Latvia and Poland are, as of this writing, the only EU member states that require shooting training as part of their mandatory school curriculum. Several other NATO members have encouraged or expanded voluntary cadet programs (including the United Kingdom and Germany), but none have made weapons training universally mandatory at the secondary level within the EU.

Lithuania is reportedly considering a similar measure. Estonia, Latvia's northern neighbor, has maintained a strong civic defence tradition including its own home defence league (Kaitseliit), but has not yet introduced mandatory weapons training in schools at the secondary level.

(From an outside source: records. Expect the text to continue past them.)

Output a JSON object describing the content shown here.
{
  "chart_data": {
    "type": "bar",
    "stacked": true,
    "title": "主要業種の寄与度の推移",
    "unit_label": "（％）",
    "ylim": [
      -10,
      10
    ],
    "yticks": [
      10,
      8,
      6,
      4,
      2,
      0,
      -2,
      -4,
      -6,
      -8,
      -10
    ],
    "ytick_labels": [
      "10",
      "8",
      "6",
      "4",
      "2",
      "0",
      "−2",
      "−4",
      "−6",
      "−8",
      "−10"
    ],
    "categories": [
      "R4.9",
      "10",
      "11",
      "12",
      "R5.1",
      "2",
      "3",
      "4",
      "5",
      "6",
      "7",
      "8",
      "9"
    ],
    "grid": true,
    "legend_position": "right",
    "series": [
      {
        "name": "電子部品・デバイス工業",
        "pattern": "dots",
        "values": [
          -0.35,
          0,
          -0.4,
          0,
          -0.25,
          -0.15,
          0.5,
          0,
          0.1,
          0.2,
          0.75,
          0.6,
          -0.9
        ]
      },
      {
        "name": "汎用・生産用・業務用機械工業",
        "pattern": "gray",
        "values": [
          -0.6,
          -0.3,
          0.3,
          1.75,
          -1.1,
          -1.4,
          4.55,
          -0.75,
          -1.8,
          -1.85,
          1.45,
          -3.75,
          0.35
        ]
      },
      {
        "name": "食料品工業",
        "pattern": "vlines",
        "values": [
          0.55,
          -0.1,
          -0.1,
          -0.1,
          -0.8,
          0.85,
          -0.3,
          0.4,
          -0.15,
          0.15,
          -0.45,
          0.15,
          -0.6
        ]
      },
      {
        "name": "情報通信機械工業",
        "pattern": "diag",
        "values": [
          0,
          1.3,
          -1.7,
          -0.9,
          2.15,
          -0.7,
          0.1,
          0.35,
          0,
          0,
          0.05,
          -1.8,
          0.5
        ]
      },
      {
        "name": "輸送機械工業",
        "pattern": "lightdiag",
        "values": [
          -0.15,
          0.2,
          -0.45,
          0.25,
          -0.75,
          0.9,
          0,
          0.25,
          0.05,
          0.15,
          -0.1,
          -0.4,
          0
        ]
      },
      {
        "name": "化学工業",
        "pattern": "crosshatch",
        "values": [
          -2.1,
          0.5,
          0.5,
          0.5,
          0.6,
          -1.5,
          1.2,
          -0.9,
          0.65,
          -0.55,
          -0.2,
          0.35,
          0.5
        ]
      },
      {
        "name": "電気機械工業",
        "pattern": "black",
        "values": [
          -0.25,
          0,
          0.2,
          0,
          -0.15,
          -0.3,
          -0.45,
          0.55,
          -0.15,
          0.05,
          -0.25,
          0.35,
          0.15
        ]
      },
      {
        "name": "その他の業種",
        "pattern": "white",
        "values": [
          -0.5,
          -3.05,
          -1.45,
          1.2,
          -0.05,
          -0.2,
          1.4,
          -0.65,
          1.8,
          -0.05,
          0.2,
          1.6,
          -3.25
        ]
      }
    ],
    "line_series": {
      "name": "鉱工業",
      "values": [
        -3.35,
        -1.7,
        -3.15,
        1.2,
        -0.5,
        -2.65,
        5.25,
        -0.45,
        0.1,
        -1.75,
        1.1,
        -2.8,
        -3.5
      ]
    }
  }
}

The contrast with Western Europe is significant. In Germany, France, and most of Western and Southern Europe, mandatory military service was suspended or abolished after the Cold War. Latvia never developed that reflex — its modern military was only reconstituted after independence from the Soviet Union in 1991 — and its proximity to Russia means the post-Cold War era of reduced military readiness was shorter and less complete than in wealthier Western allies.

What the Program Is Not

Latvia's NDE is not conscription, and the shooting component uses compressed air cartridges rather than live-fire training with military weapons. The programme's official aim, as stated by Latvia's Ministry of Defence, is to "promote civic awareness and patriotism, as well as to provide an opportunity to acquire basic military skills and competences, developing civically responsible and loyal citizens of Latvia." It is designed as an educational foundation, not combat readiness.

Latvia does maintain a separate voluntary reserve force and conscription system for adult citizens. The NDE sits upstream of those systems — it is the entry point through which Latvian youth encounter the language and logic of national defence before they are old enough to make choices about military service.